Раз пролетел, два пролетел и, главное, все ближе и ближе притирается к
нему. Наконец нашему летчику надоело это. Он решил: и так и так
погибать, дай попробую убить его из пистолета! Он берет ручку
управления в левую руку, вытаскивает пистолет, но не высовывает его над
бортом, а ждет, когда "мессер" пролетит рядом с ним.
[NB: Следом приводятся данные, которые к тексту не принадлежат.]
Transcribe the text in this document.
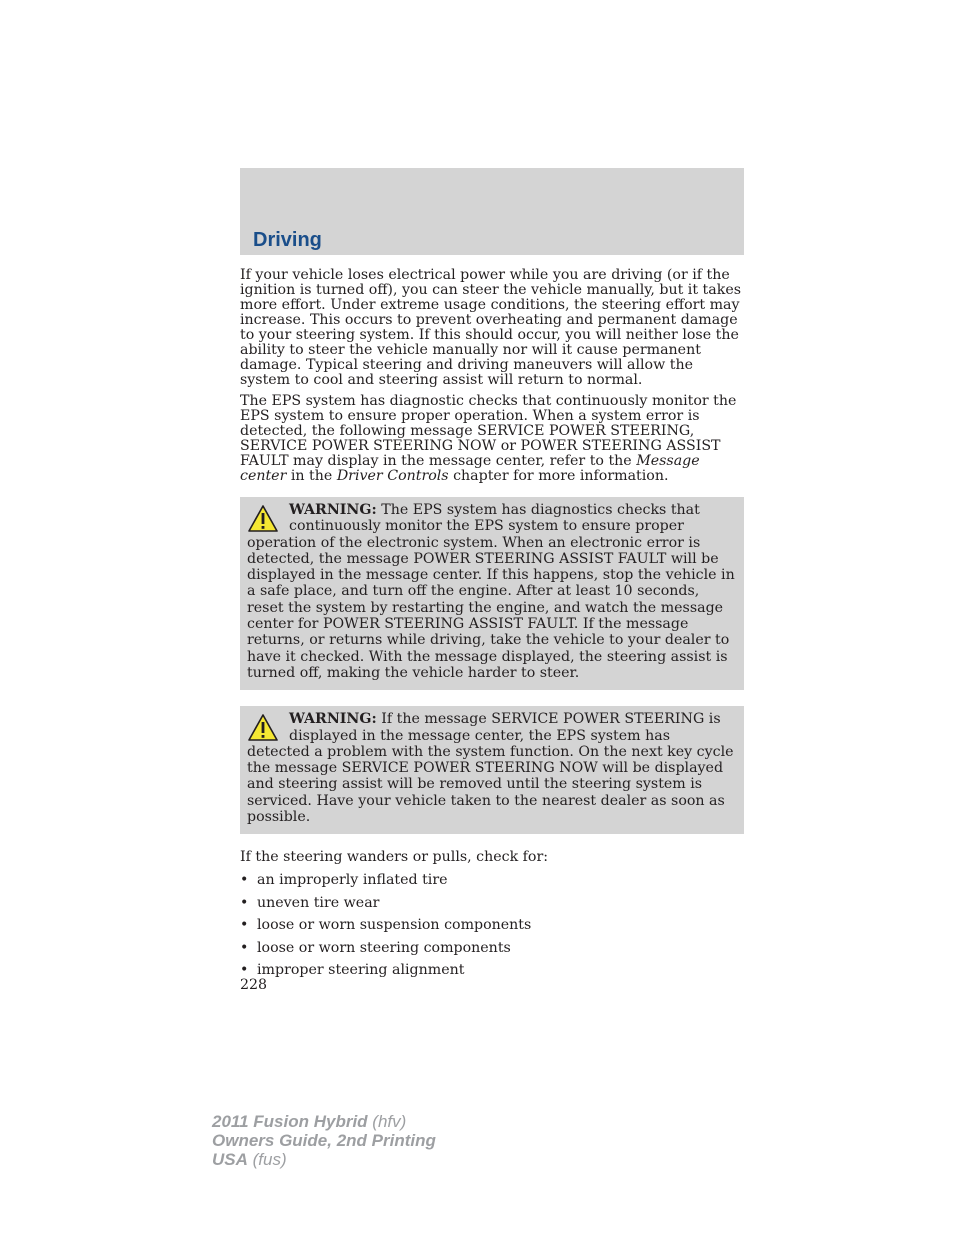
Driving

If your vehicle loses electrical power while you are driving (or if the ignition is turned off), you can steer the vehicle manually, but it takes more effort. Under extreme usage conditions, the steering effort may increase. This occurs to prevent overheating and permanent damage to your steering system. If this should occur, you will neither lose the ability to steer the vehicle manually nor will it cause permanent damage. Typical steering and driving maneuvers will allow the system to cool and steering assist will return to normal.

The EPS system has diagnostic checks that continuously monitor the EPS system to ensure proper operation. When a system error is detected, the following message SERVICE POWER STEERING, SERVICE POWER STEERING NOW or POWER STEERING ASSIST FAULT may display in the message center, refer to the Message center in the Driver Controls chapter for more information.

WARNING: The EPS system has diagnostics checks that continuously monitor the EPS system to ensure proper operation of the electronic system. When an electronic error is detected, the message POWER STEERING ASSIST FAULT will be displayed in the message center. If this happens, stop the vehicle in a safe place, and turn off the engine. After at least 10 seconds, reset the system by restarting the engine, and watch the message center for POWER STEERING ASSIST FAULT. If the message returns, or returns while driving, take the vehicle to your dealer to have it checked. With the message displayed, the steering assist is turned off, making the vehicle harder to steer.
WARNING: If the message SERVICE POWER STEERING is displayed in the message center, the EPS system has detected a problem with the system function. On the next key cycle the message SERVICE POWER STEERING NOW will be displayed and steering assist will be removed until the steering system is serviced. Have your vehicle taken to the nearest dealer as soon as possible.

If the steering wanders or pulls, check for:

• an improperly inflated tire
• uneven tire wear
• loose or worn suspension components
• loose or worn steering components
• improper steering alignment
228
2011 Fusion Hybrid (hfv)
Owners Guide, 2nd Printing
USA (fus)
И в самом деле немец снова летит рядом, хохочет, кричит, а наш летчик
успевает пару раз выстрелить из пистолета и попадает в него. "Мессер",
потеряв управление, врубился в землю. Об этом случае много говорили в
те времена. Но обычно встреча По-2 с "мессершмиттом" кончалась гибелью
нашего самолета.
И вот, значит, прилетаю на бреющем в назначенный пункт и встречаю там
инженер-капитана. Это такой крупный, грузноватый мужчина лет тридцати
пяти, и по лицу видно -- выпивоха. Только я об этом подумал, как он
хлопнул себя по боку, там у него фляжка висела, и сказал:
-- Литр чистейшего медицинского спирта. Может, поговорим о душе?
-- Нет, -- отвечаю, -- выполним задание, тогда с удовольствием.
Он устанавливает свое радиооборудование возле штурманского сиденья, и
мы летим назад к себе в полк. Прилетели -- новое задание: лететь в
расположение штаба фронта, дальнейшие указания получим там.
Заправляемся горючим и летим. Он сидит на штурманском месте. У нас
допотопная шланговая связь.
-- Не пора ли поговорить о душе? -- слышу голос инженер-капитана.
-- Нет, -- говорю в переговорный раструб, -- выполним задание -- тогда
с удовольствием.
-- Напрасно, -- отвечает он, -- вы избегаете разговоров о душе. В
боевых условиях опасно откладывать такие разговоры.
Своеобразный юмор этого инженер-капитана заключался в том, что он самые
забавные вещи говорил серьезным голосом без малейшей улыбки. И при
этом, несмотря на большую разность наших возрастов, обращался ко мне
вежливо, называя по имени-отчеству.
Прилетаем в расположение штаба фронта. А для нас, фронтовиков, штаб
фронта был тогда все равно что столица -- прекрасная столовая,
парикмахерская, кино, приличный поселок.
Дежурный офицер встречает меня и говорит, мол, никуда не уходите,
дожидайтесь приказа. Проходит час, два, уже вечереет, никакого приказа.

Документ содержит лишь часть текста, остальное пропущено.